Nous venons de conclure que se laisser être permettait de vivre notre vie complètement. Cette conclusion pourrait vous sembler erronée. Vous pourriez me dire que vivre complètement sa vie implique d’en être un acteur et non pas simplement de la laisser être. Cette objection est pertinente. Donc, dans le portrait qui vient d’être dressé, l’action a-t-elle sa place ? Oui, absolument. Cette action se distingue cependant de l’action que nous connaissons tous. L’action, celle qui est habituelle, se base sur ce que l’on désire et auquel on s’identifie. Cette identification nous fait voir le monde de manière fragmentée — tout ce qui n’entre pas dans cette identification est autre, à rejeter. Une perception fragmentée ne peut que produire une action partielle et limitée. L’action habituelle est donc partielle. Il n’en va pas de même pour l’action que l’on pose après s’être foutu de soi. En me foutant de moi, je vois le monde et ma vie de manière complète — pas de manière fragmentée. Donc, mon action sera complète, en parfaite harmonie avec la vie. Pour conclure, comme nous venons de le faire, une vision complète, non fragmentée, du monde doit suggérer d’elle-même l’action à poser. Krishnamurti parle en effet en ce sens : pour lui, la perception complète appelle l’action complète. Il est intéressant de souligner ici que le psychologue James J. Gibson a défendu une thèse proche de celle de Krishnamurti, en disant que notre perception du monde suggérait d’elle-même l’action à poser dans ce monde ; que nous n’avions pas besoin de réfléchir pour agir adéquatement !

Un appel à l’immobilité

À mon avis, deux voies permettent de se foutre de soi. Dans la première, la seule que je connaisse, et probablement la moins « glorieuse » des deux, il s’agit de reconnaître son ignorance et son incapacité à s’en sortir. En réalisant son ignorance, en se disant « Je ne sais pas comment m’en sortir », on cesse toute activité mentale — on devient immobile intérieurement. Cette immobilité fait que l’on se fout de soi. J’aimerais vous le montrer.

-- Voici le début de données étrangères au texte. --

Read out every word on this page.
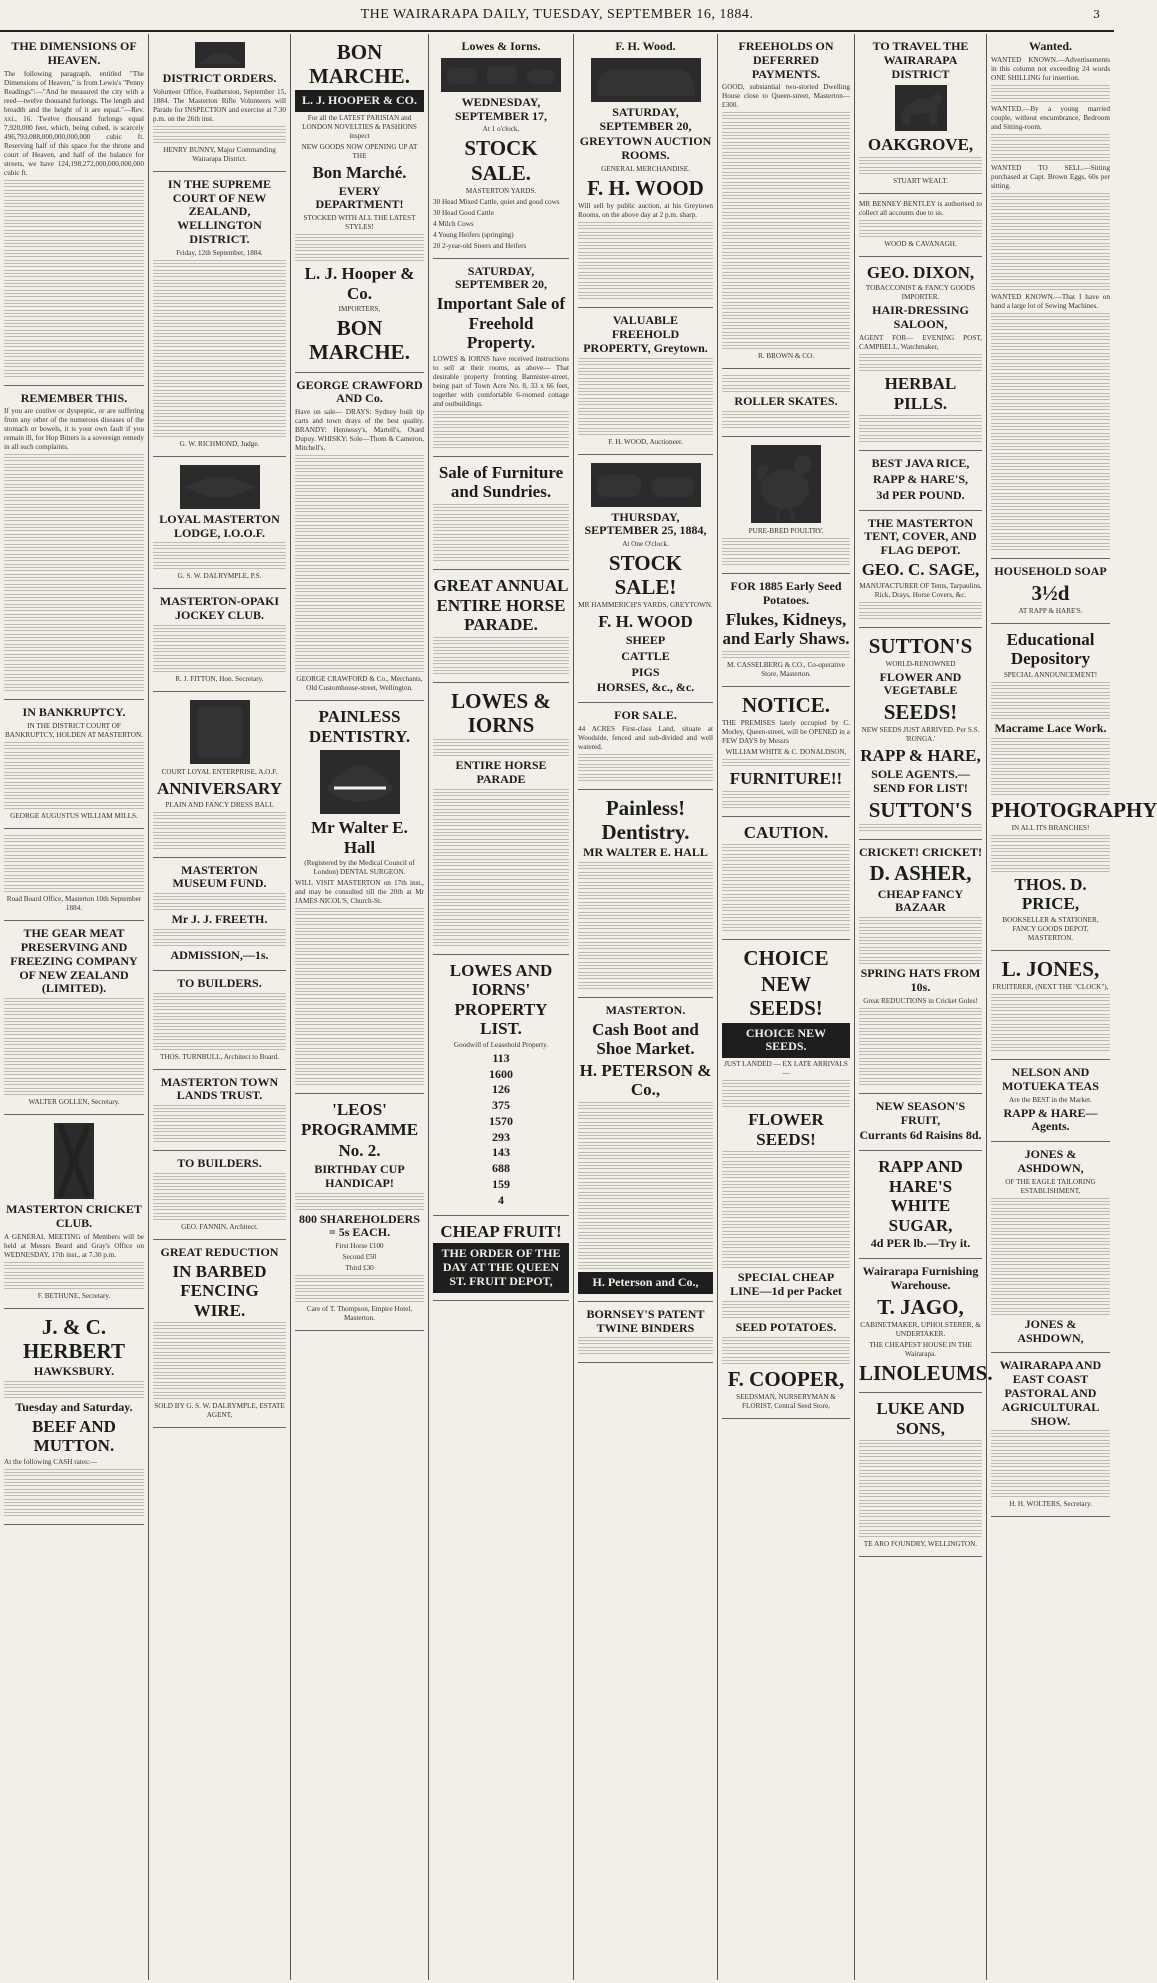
THE WAIRARAPA DAILY, TUESDAY, SEPTEMBER 16, 1884.	3
THE DIMENSIONS OF HEAVEN.
The following paragraph, entitled "The Dimensions of Heaven," is from Lewis's "Penny Readings":—"And he measured the city with a reed—twelve thousand furlongs. The length and breadth and the height of it are equal."—Rev. xxi., 16. Twelve thousand furlongs equal 7,920,000 feet, which, being cubed, is scarcely 496,793,088,000,000,000,000 cubic ft. Reserving half of this space for the throne and court of Heaven, and half of the balance for streets, we have 124,198,272,000,000,000,000 cubic ft.
REMEMBER THIS.
If you are costive or dyspeptic, or are suffering from any other of the numerous diseases of the stomach or bowels, it is your own fault if you remain ill, for Hop Bitters is a sovereign remedy in all such complaints.
IN BANKRUPTCY.
IN THE DISTRICT COURT OF BANKRUPTCY, HOLDEN AT MASTERTON.
GEORGE AUGUSTUS WILLIAM MILLS.
Road Board Office, Masterton 10th September 1884.
THE GEAR MEAT PRESERVING AND FREEZING COMPANY OF NEW ZEALAND (LIMITED).
WALTER GOLLEN, Secretary.
MASTERTON CRICKET CLUB.
A GENERAL MEETING of Members will be held at Messrs Beard and Gray's Office on WEDNESDAY, 17th inst., at 7.30 p.m.
F. BETHUNE, Secretary.
J. & C. HERBERT
HAWKSBURY.
Tuesday and Saturday.
BEEF AND MUTTON.
At the following CASH rates:—
DISTRICT ORDERS.
Volunteer Office, Featherston, September 15, 1884. The Masterton Rifle Volunteers will Parade for INSPECTION and exercise at 7.30 p.m. on the 26th inst.
HENRY BUNNY, Major Commanding Wairarapa District.
IN THE SUPREME COURT OF NEW ZEALAND, WELLINGTON DISTRICT.
Friday, 12th September, 1884.
G. W. RICHMOND, Judge.
LOYAL MASTERTON LODGE, I.O.O.F.
G. S. W. DALRYMPLE, P.S.
MASTERTON-OPAKI JOCKEY CLUB.
R. J. FITTON, Hon. Secretary.
COURT LOYAL ENTERPRISE, A.O.F.
ANNIVERSARY
PLAIN AND FANCY DRESS BALL
MASTERTON MUSEUM FUND.
Mr J. J. FREETH.
ADMISSION,—1s.
TO BUILDERS.
THOS. TURNBULL, Architect to Board.
MASTERTON TOWN LANDS TRUST.
TO BUILDERS.
GEO. FANNIN, Architect.
GREAT REDUCTION
IN BARBED FENCING WIRE.
SOLD BY G. S. W. DALRYMPLE, ESTATE AGENT,
BON MARCHE.
L. J. HOOPER & CO.
For all the LATEST PARISIAN and LONDON NOVELTIES & FASHIONS inspect
NEW GOODS NOW OPENING UP AT THE
Bon Marché.
EVERY DEPARTMENT!
STOCKED WITH ALL THE LATEST STYLES!
L. J. Hooper & Co.
IMPORTERS,
BON MARCHE.
GEORGE CRAWFORD AND Co.
Have on sale— DRAYS: Sydney built tip carts and town drays of the best quality. BRANDY: Hennessy's, Martell's, Otard Dupuy. WHISKY: Sole—Thom & Cameron, Mitchell's.
GEORGE CRAWFORD & Co., Merchants, Old Customhouse-street, Wellington.
PAINLESS DENTISTRY.
Mr Walter E. Hall
(Registered by the Medical Council of London) DENTAL SURGEON.
WILL VISIT MASTERTON on 17th inst., and may be consulted till the 20th at Mr JAMES NICOL'S, Church-St.
'LEOS' PROGRAMME
No. 2.
BIRTHDAY CUP HANDICAP!
800 SHAREHOLDERS = 5s EACH.
First Horse £100
Second £50
Third £30
Care of T. Thompson, Empire Hotel, Masterton.
Lowes & Iorns.
WEDNESDAY, SEPTEMBER 17,
At 1 o'clock,
STOCK SALE.
MASTERTON YARDS.
30 Head Mixed Cattle, quiet and good cows
30 Head Good Cattle
4 Milch Cows
4 Young Heifers (springing)
20 2-year-old Steers and Heifers
SATURDAY, SEPTEMBER 20,
Important Sale of Freehold Property.
LOWES & IORNS have received instructions to sell at their rooms, as above— That desirable property fronting Bannister-street, being part of Town Acre No. 8, 33 x 66 feet, together with comfortable 6-roomed cottage and outbuildings.
Sale of Furniture and Sundries.
GREAT ANNUAL ENTIRE HORSE PARADE.
LOWES & IORNS
ENTIRE HORSE PARADE
LOWES AND IORNS' PROPERTY LIST.
Goodwill of Leasehold Property.
113
1600
126
375
1570
293
143
688
159
4
CHEAP FRUIT!
THE ORDER OF THE DAY AT THE QUEEN ST. FRUIT DEPOT,
F. H. Wood.
SATURDAY, SEPTEMBER 20,
GREYTOWN AUCTION ROOMS.
GENERAL MERCHANDISE.
F. H. WOOD
Will sell by public auction, at his Greytown Rooms, on the above day at 2 p.m. sharp.
VALUABLE FREEHOLD PROPERTY, Greytown.
F. H. WOOD, Auctioneer.
THURSDAY, SEPTEMBER 25, 1884,
At One O'clock.
STOCK SALE!
MR HAMMERICH'S YARDS, GREYTOWN.
F. H. WOOD
SHEEP
CATTLE
PIGS
HORSES, &c., &c.
FOR SALE.
44 ACRES First-class Land, situate at Woodside, fenced and sub-divided and well watered.
Painless! Dentistry.
MR WALTER E. HALL
MASTERTON.
Cash Boot and Shoe Market.
H. PETERSON & Co.,
H. Peterson and Co.,
BORNSEY'S PATENT TWINE BINDERS
FREEHOLDS ON DEFERRED PAYMENTS.
GOOD, substantial two-storied Dwelling House close to Queen-street, Masterton—£300.
R. BROWN & CO.
ROLLER SKATES.
PURE-BRED POULTRY.
FOR 1885 Early Seed Potatoes.
Flukes, Kidneys, and Early Shaws.
M. CASSELBERG & CO., Co-operative Store, Masterton.
NOTICE.
THE PREMISES lately occupied by C. Morley, Queen-street, will be OPENED in a FEW DAYS by Messrs
WILLIAM WHITE & C. DONALDSON,
FURNITURE!!
CAUTION.
CHOICE
NEW SEEDS!
CHOICE NEW SEEDS.
JUST LANDED — EX LATE ARRIVALS—
FLOWER SEEDS!
SPECIAL CHEAP LINE—1d per Packet
SEED POTATOES.
F. COOPER,
SEEDSMAN, NURSERYMAN & FLORIST, Central Seed Store,
TO TRAVEL THE WAIRARAPA DISTRICT
OAKGROVE,
STUART WEALT.
MR BENNEY BENTLEY is authorised to collect all accounts due to us.
WOOD & CAVANAGH.
GEO. DIXON,
TOBACCONIST & FANCY GOODS IMPORTER.
HAIR-DRESSING SALOON,
AGENT FOR— EVENING POST, CAMPBELL, Watchmaker,
HERBAL PILLS.
BEST JAVA RICE,
RAPP & HARE'S,
3d PER POUND.
THE MASTERTON TENT, COVER, AND FLAG DEPOT.
GEO. C. SAGE,
MANUFACTURER OF Tents, Tarpaulins, Rick, Drays, Horse Covers, &c.
SUTTON'S
WORLD-RENOWNED
FLOWER AND VEGETABLE
SEEDS!
NEW SEEDS JUST ARRIVED. Per S.S. 'RONGA.'
RAPP & HARE,
SOLE AGENTS.—SEND FOR LIST!
SUTTON'S
CRICKET! CRICKET!
D. ASHER,
CHEAP FANCY BAZAAR
SPRING HATS FROM 10s.
Great REDUCTIONS in Cricket Goles!
NEW SEASON'S FRUIT,
Currants 6d Raisins 8d.
RAPP AND HARE'S WHITE SUGAR,
4d PER lb.—Try it.
Wairarapa Furnishing Warehouse.
T. JAGO,
CABINETMAKER, UPHOLSTERER, & UNDERTAKER.
THE CHEAPEST HOUSE IN THE Wairarapa.
LINOLEUMS.
LUKE AND SONS,
TE ARO FOUNDRY, WELLINGTON.
Wanted.
WANTED KNOWN.—Advertisements in this column not exceeding 24 words ONE SHILLING for insertion.
WANTED.—By a young married couple, without encumbrance, Bedroom and Sitting-room.
WANTED TO SELL.—Sitting purchased at Capt. Brown Eggs, 60s per sitting.
WANTED KNOWN.—That I have on hand a large lot of Sewing Machines.
HOUSEHOLD SOAP
3½d
AT RAPP & HARE'S.
Educational Depository
SPECIAL ANNOUNCEMENT!
Macrame Lace Work.
PHOTOGRAPHY
IN ALL ITS BRANCHES!
THOS. D. PRICE,
BOOKSELLER & STATIONER, FANCY GOODS DEPOT, MASTERTON.
L. JONES,
FRUITERER, (NEXT THE "CLOCK"),
NELSON AND MOTUEKA TEAS
Are the BEST in the Market.
RAPP & HARE—Agents.
JONES & ASHDOWN,
OF THE EAGLE TAILORING ESTABLISHMENT,
JONES & ASHDOWN,
WAIRARAPA AND EAST COAST PASTORAL AND AGRICULTURAL SHOW.
H. H. WOLTERS, Secretary.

Mais d’abord, montrons que se foutre de soi est impossible si on pose un geste, une action mentale. Un objectif, un but, est quelque chose auquel on s’identifie. Or, s’identifier s’oppose à l’attitude consistant à se foutre de soi. Donc, caresser un objectif nous empêche de nous foutre de nous-mêmes. Mais toute action suppose un objectif. Voilà pourquoi on ne peut pas se foutre de soi si l’on pose une action mentale.

Ainsi, on ne se fout jamais de soi en posant une action ou un geste mental. Certes, mais rester immobile, ne poser aucun geste implique-t-elle vraiment que l’on puisse se foutre de soi ? Absolument ! Ne rien faire, c’est évidemment ne pas réagir à sa préoccupation pour soi. Or, ne pas réagir à sa préoccupation pour soi, c’est ne pas la prolonger, c’est y mettre un terme. Explication : cette préoccupation pour soi se prolonge à travers des pensées ; or, si je ne réagis pas à quelque chose — si je suis immobile ! —, je n’y pense plus ; par conséquent, en restant immobile, je prends conscience de ma préoccupation pour moi, je la laisse mourir, puisqu’aucune pensée ne la prolonge, et celle-ci étant « morte », je me fous de moi.

Ainsi, il suffit d’être immobile pour se foutre de soi. Certes, mais « comment » cette immobilité est-elle réalisable ? L’obstacle le plus évident est celui d’essayer d’être immobile. Si j’essaie d’être immobile, je me donne un objectif — celui d’être immobile — et je pose un geste mental pour atteindre cette immobilité. Donc, ce genre d’immobilité est en fait une action mentale. Par conséquent, en ce qui nous concerne, l’immobilité impulsée par le mental est à exclure. Que signifie alors une immobilité non mentale, une immobilité qui n’est pas orientée par un objectif ? Cette immobilité est possible si on en vient à voir qu’on ne sait pas du tout comment s’en sortir. En me disant « Je ne sais pas », j’interromps le mental, car le mental fonctionne à partir de nos savoirs et de nos mémoires. Cette interruption du mental correspond évidemment à une immobilité non mentale. C’est par cette immobilité qu’on ne pense plus et qu’on laisse mourir sa préoccupation pour soi. Se foutre de soi devient alors réalité.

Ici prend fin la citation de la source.